You know, there are some situations where it is indeed better to drop the case. I could’ve tried to explain to them why women “seemed” happier back then and why today they “complain” instead. I’m usually quite reactive to these things but that time it felt like an impossible task. You know when Goku –from the japense Dragonball Z series– is forced to admit that his enemy is stronger than him so he humbly returns to his hardcore training?
Yeah… well. Those guys sounded like a sexist Freeza version whose power is to blow your mind up with deeply hurtful punchlines and I was far from the Super Sayan version of myself.
During the car ride, most of the time I found comfort in silence. It was hard to focus on something else since even the music was second-hand torture. But hey… I chose to accept his offer so I might as well shut my mouth. Matter of fact, I might also go back to taking the train…
Truth be told, I felt like I was backstabbing a whole generation by keeping silent.
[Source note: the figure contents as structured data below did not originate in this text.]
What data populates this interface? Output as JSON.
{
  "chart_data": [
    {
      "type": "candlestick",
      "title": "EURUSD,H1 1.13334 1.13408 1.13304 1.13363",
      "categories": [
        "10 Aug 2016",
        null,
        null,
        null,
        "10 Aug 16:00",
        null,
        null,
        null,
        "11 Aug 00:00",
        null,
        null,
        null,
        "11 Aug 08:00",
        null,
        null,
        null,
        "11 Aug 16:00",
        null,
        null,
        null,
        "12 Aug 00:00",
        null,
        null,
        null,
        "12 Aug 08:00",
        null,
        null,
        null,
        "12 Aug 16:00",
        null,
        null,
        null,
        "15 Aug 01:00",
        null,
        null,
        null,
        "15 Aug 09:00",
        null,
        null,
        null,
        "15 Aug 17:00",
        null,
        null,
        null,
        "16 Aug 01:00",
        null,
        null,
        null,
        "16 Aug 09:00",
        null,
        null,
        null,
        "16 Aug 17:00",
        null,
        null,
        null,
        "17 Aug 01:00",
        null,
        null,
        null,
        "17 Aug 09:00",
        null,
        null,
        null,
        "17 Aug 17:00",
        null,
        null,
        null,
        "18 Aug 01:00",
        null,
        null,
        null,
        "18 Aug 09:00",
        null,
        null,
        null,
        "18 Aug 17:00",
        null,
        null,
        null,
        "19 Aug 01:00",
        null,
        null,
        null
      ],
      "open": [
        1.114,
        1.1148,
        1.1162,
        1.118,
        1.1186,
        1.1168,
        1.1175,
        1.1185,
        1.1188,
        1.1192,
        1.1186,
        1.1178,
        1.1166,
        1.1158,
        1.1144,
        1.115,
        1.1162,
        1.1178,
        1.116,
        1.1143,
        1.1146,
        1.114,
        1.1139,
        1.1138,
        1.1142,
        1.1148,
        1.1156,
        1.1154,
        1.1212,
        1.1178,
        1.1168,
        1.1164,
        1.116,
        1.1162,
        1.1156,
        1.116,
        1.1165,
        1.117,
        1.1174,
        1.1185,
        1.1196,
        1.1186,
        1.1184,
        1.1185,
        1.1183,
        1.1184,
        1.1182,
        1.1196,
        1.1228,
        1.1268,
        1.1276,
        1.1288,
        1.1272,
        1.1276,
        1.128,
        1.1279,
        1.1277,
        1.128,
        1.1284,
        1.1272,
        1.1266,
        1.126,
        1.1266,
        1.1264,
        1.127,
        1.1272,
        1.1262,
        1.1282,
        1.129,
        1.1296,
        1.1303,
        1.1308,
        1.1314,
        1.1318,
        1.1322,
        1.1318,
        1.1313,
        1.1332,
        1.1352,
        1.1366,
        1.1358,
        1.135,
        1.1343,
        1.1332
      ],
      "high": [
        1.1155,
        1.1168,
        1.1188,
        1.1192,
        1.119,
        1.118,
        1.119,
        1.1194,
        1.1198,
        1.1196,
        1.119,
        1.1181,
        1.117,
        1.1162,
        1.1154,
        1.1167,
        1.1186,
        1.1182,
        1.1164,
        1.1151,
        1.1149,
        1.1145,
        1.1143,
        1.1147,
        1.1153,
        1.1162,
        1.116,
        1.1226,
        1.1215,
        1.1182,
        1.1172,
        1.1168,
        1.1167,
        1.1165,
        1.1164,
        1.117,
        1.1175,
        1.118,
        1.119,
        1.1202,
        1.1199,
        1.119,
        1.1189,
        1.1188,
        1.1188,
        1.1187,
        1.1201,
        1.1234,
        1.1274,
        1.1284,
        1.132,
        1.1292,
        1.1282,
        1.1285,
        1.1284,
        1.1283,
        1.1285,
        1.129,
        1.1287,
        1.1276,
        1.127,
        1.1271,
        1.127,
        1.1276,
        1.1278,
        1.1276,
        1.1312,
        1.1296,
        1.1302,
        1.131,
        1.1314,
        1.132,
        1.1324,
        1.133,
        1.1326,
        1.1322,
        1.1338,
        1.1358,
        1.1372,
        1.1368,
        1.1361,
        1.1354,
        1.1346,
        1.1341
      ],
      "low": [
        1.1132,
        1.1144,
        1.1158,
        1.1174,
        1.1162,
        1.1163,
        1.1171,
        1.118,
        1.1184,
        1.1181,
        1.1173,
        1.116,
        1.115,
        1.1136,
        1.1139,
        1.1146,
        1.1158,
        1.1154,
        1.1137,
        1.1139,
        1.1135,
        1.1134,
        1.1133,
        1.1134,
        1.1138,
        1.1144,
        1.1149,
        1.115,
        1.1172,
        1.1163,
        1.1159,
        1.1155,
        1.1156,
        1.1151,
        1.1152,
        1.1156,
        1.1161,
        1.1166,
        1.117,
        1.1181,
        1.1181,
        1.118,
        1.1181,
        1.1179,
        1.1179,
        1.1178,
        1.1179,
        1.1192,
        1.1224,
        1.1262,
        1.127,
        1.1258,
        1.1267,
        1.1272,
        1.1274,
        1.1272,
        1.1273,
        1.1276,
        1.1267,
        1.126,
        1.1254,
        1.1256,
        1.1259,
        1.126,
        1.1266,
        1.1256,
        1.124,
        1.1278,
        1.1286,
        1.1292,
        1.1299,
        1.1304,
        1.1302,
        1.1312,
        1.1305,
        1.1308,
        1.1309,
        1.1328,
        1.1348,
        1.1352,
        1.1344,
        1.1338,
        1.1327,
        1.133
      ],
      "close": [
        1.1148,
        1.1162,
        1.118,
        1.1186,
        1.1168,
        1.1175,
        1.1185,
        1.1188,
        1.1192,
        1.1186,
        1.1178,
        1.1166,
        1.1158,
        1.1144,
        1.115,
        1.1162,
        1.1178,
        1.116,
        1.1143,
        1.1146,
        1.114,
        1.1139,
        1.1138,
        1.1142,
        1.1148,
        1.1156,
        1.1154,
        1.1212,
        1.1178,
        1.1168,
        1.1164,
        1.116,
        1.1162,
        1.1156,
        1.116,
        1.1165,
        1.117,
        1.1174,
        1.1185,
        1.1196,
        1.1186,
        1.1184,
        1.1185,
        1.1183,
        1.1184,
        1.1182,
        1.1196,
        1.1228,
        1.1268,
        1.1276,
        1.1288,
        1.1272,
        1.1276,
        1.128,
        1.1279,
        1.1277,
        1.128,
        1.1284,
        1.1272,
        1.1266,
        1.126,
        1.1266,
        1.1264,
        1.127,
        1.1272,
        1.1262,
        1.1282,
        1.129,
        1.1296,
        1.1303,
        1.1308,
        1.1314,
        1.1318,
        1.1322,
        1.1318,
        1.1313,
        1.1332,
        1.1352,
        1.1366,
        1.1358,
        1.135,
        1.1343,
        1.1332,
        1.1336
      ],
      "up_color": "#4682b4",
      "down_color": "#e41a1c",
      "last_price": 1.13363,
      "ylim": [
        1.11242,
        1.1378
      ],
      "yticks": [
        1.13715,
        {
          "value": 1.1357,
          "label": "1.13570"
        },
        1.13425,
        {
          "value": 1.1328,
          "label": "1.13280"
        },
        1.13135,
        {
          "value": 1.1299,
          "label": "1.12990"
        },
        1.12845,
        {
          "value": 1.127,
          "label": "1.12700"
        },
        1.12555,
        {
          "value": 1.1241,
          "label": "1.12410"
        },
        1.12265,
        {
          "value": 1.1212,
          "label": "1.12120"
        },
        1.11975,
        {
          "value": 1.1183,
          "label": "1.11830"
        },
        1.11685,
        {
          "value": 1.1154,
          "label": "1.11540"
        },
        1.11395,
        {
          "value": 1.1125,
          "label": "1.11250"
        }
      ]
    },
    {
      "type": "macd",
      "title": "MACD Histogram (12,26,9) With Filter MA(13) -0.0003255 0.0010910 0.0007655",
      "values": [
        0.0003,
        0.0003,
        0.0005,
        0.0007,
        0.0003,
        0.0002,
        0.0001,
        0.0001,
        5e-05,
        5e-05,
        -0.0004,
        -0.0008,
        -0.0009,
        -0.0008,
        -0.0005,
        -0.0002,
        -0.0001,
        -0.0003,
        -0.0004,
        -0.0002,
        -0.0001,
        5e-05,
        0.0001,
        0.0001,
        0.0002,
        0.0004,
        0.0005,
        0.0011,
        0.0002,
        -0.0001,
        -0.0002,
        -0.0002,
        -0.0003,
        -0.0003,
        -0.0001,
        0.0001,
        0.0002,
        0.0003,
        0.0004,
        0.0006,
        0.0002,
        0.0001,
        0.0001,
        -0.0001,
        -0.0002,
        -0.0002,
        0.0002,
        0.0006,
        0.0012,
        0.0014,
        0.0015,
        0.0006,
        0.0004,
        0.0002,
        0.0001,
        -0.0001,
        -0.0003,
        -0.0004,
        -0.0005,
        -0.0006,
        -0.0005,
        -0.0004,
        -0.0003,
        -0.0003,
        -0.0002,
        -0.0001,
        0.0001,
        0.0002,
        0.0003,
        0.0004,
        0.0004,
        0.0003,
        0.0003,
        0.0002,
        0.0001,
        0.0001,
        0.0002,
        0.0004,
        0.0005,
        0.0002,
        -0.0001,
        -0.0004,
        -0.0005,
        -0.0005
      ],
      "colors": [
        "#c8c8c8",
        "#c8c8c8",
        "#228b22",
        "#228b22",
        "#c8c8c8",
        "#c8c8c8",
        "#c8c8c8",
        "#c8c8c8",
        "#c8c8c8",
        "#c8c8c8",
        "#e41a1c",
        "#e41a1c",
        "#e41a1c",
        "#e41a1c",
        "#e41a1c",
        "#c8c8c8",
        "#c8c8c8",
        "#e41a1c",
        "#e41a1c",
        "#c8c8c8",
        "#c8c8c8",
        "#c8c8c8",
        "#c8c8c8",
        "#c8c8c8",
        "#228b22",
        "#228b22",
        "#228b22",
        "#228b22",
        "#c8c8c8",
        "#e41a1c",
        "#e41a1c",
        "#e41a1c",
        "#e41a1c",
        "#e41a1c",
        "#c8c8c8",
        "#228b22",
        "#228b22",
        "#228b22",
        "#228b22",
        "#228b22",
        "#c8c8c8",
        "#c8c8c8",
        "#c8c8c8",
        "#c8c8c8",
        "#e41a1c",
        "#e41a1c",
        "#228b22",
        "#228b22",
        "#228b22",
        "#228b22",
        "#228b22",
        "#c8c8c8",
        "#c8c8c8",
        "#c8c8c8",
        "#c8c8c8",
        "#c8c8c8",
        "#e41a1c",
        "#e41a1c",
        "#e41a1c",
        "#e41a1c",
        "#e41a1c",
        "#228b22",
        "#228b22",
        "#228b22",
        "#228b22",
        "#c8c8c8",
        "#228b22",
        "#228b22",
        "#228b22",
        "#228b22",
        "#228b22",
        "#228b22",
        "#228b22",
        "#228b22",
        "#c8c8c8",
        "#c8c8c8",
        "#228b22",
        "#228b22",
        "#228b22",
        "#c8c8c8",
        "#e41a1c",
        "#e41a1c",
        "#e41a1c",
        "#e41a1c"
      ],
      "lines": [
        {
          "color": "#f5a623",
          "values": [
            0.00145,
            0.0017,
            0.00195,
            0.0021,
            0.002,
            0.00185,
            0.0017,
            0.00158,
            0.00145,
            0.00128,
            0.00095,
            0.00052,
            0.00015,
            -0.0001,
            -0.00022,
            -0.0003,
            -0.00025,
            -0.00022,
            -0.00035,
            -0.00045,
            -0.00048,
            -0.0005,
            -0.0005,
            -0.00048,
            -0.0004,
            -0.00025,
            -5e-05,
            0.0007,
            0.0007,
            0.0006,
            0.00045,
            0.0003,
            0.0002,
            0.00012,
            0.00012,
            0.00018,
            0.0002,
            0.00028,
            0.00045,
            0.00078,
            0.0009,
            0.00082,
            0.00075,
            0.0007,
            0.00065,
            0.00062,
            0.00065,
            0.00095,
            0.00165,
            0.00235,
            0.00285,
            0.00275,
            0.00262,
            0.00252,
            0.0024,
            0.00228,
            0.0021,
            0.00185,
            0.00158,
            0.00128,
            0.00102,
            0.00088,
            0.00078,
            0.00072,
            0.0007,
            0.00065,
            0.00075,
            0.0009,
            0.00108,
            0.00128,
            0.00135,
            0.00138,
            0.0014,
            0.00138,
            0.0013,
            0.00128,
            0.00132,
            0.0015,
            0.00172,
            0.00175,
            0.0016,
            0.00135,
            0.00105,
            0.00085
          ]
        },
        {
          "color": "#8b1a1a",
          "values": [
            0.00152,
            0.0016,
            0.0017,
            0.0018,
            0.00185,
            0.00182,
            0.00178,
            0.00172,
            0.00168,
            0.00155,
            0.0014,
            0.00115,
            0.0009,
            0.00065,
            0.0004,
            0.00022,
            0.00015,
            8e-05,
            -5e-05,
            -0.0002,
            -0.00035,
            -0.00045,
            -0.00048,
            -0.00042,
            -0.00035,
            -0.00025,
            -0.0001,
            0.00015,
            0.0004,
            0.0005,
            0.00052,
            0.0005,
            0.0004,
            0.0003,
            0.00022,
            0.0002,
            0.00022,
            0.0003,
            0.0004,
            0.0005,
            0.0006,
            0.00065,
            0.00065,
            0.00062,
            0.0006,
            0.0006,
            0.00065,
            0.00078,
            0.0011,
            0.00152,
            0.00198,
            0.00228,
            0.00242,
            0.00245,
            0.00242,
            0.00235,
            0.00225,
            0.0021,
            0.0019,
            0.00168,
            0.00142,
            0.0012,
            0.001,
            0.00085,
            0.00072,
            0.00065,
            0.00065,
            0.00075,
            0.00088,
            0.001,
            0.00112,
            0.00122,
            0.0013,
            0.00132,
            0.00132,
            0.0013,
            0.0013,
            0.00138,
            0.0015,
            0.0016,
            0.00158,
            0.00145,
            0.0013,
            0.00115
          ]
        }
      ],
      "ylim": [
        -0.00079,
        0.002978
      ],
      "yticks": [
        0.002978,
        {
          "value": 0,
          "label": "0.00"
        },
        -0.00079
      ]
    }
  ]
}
As the proclaimed feminist as I like to consider myself… WHAT THE FUCK GIRL? An imaginary intervention reunion took place in my head where multiple versions of myself started debating about this:
“Let’s just keep quiet. That’s more of a statement than blabbering something that’ll sound like nonsense to them either way”, said the smartass-version of me. “And let them walk out with these convictions like they’re not potential sexual aggressors?” The coldness and seriousness in these words came up from a painful memory of a younger version of me. It stayed quiet for a long moment before I dared to ask: “What is the purpose of feeling like a feminist when you don’t know how to act like one?”
Well… the truth is that feminism doesn’t come with a handbook and precise instructions. There are different types of feminist movements putting their priorities on diverse topics and causes. Some have the balls to go outside half-naked with flowers in their hair shouting provocative (but very smart) slogans. Other write books and thesis about the feminine condition in our society that cleared up some questions and liberated some young girls and women.
I do not know what to think about feminism itself and all its shapes and forms. But I do know how I personally feel: I believe in gender equality and righteous treatment for both sides. I believe in a society where women as well as men can reach out to their ambitions without suffering consequences based on their gender.
If that makes me a feminist, so be it. But I’m learning too, and the process is long. So, not knowing how to talk to those guys I went back to my casual three hour long train trip. And if that makes me a “picky bitch”… well then so be it.